Subject: Weekend Update 13 Mar 94

Date: 13-Mar-94 at 21:37

From: Roger White

Another busy weekend this week. The weekend started Friday, I went

mountain hiking for four hours with my government officers class.

Koreans are avid mountain hikers, and many mountains here have Buddhist temples located near the top. These temples have pleasant path ways leading up. This particular mountain is midway between Seoul and Suwon.

I came with camera in hand, and it was a good thing I had shooting

pictures for an excuse. These Koreans don't waste time heading up, and I was getting winded after about twenty minutes of climbing. After that I stopped every ten minutes or so to shoot, and rest. I met the "iron men" coming down as I passed the quarter way up point. I got about three quarters of the way up before I turned back. The trail was pretty and there was just a touch of snow in the air.

I had a good time shooting and my appetite was really whetted. At the bottom of the slope were some snack shops and most of class was resting in the shops when I got down. I found myself eating Kimchee and enjoying it, ugh!

Saturday I saw Schindler's List. It was a good movie, but what made it particularly interesting for me was that one of my students did the Hangul (Korean) subtitles for it.

This student knows English well, but she's not American so she has questions about cultural things. For Schinder's List she had some questions about guns. Few Korean civilians own guns, so they have little practical experience with them. In one scene a German is about to blow the head off a Jewish worker when his pistol misfires a couple times.
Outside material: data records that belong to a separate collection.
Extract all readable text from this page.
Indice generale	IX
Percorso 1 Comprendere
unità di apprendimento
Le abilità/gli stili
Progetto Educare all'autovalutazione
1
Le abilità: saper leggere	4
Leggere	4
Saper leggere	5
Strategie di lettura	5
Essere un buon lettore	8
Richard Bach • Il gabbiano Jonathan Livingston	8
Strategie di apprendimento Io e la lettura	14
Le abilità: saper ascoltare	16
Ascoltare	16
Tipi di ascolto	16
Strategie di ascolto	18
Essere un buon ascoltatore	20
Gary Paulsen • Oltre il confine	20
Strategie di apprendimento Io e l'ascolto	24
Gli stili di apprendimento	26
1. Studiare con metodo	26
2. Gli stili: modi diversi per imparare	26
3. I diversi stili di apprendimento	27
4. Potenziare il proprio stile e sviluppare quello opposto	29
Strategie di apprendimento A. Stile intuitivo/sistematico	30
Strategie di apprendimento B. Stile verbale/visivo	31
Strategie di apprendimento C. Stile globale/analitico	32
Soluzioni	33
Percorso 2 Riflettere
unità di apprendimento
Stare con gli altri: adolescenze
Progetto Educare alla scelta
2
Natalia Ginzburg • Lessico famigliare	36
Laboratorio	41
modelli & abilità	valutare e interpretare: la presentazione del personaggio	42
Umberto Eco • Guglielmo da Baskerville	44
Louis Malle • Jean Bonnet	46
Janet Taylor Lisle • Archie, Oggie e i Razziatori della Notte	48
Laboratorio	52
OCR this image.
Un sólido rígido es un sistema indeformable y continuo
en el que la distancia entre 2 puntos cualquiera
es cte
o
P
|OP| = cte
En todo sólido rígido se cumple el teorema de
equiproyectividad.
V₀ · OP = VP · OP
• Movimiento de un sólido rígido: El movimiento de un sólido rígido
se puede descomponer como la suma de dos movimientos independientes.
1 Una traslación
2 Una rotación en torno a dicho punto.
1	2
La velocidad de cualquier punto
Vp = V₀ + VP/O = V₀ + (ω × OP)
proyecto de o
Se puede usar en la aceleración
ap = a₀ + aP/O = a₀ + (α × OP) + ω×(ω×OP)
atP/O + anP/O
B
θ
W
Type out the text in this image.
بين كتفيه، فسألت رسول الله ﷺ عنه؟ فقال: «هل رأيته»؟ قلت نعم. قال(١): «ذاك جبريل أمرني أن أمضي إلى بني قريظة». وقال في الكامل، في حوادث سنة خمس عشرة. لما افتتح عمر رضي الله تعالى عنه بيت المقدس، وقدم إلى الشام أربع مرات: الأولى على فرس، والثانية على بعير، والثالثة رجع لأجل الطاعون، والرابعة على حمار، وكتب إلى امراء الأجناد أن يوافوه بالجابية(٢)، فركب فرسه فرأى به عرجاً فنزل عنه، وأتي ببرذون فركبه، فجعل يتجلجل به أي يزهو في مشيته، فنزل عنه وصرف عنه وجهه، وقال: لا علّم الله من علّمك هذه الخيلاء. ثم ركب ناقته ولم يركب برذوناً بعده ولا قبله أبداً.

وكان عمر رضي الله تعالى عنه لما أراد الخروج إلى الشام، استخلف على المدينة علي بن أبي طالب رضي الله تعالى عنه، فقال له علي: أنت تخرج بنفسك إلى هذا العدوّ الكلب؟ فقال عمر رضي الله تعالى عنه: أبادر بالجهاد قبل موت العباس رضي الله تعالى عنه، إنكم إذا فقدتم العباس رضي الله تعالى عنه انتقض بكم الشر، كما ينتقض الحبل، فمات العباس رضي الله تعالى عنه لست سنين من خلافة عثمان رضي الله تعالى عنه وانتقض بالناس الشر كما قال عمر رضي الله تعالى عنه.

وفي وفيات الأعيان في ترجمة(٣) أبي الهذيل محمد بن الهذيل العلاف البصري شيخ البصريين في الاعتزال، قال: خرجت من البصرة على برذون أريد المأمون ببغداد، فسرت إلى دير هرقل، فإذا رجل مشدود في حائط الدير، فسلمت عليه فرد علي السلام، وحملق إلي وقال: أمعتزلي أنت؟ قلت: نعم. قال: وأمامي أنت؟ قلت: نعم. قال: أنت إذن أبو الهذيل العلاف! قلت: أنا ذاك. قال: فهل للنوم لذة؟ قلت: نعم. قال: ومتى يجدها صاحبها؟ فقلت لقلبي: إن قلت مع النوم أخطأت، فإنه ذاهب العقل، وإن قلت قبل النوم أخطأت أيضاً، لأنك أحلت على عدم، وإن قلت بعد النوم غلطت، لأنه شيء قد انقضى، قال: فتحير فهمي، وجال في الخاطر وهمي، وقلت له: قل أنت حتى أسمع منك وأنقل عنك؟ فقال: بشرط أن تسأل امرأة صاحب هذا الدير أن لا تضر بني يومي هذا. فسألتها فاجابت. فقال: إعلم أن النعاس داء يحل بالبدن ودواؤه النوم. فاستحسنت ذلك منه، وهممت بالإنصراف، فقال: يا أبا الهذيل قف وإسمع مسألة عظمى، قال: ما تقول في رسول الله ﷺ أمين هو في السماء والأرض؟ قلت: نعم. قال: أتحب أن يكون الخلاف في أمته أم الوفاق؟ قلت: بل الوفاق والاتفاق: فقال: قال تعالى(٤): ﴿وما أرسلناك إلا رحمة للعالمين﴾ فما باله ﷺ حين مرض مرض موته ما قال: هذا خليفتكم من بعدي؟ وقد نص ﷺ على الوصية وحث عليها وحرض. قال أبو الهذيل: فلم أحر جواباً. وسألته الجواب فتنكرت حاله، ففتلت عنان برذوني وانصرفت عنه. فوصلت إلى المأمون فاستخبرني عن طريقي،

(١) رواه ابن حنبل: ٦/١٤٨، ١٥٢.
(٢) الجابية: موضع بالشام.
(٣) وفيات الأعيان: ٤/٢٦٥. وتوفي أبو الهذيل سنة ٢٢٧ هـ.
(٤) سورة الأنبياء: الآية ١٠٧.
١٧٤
The Germans are muttering about which part has gone faulty... the firing pin or the lever arm. I helped her understand what these different parts where.

Sunday I got to go to a 70th Birthday Party. Koreans celebrate 60th, 70th and 80th Birthdays much as we celebrate decade wedding anniversaries. This was a big bash at a banquet hall in Osan, a small city (90,000) just south of Suwon. The banquet hall entrance was a crush of people, there were perhaps a dozen celebrations going on in it--birthdays and weddings--each in a different room in the hall.

(Osan's greatest claim to fame, by the way, is that the first Americans to fight in the Korean War--Task Force Smith--had their first engagement in the hills north of Osan. There's a big statue there now, and an annual memorial celebration.)

There were about 200 people at this birthday affair: relatives, friends and neighbors. There was a spread of buffet food surrounding the tables, and a video camera set up facing a central dance floor. This particular affair had two honored foreign guests: a member of the Chinese Embassy, and myself.

The party was informal and lively in structure: lots of singing and

dancing on the dance floor. The dress was a mix of western and Korean. There was a kisaeng--this is the Korean equivalent of a geisha. During the Choson dynasty--which ended about 1900--kisaeng sang and served wine to Korean nobility. This modern kisaeng functioned as a mixer. She helped people get started with their songs, and danced with men and women.

It's now clear why the Noriban--sing along rooms--are so popular in Korea. These people sing a lot at their social functions. The dance floor had a circle of singers who took their turns singing solo using a Noriban microphone. Inside the circle were dancers doing simple moves that looked like mellow versions of a sixties high school fast dancing.

I was asked to sing. I like singing, but I don't know any Korean songs. Fortunately John Denver songs are very popular, so I belted out two and a half verses of "Take me home, country roads" accompanied by a guitarist and sequencer, then I switched to dancing.

It's been what... thirty years since dancing school, and twenty years since college. But it's sort of like riding a bike. I was out there cutting the rug and having a great old time. I watched the 80 year old woman who's birthday we were celebrating. This woman was healthy indeed, she was on the floor dancing away for most of an hour!

So, last weekend my first public bath and this weekend my first birthday party. Friday I make my first public speach. Still lots of firsts to experince here in Korea.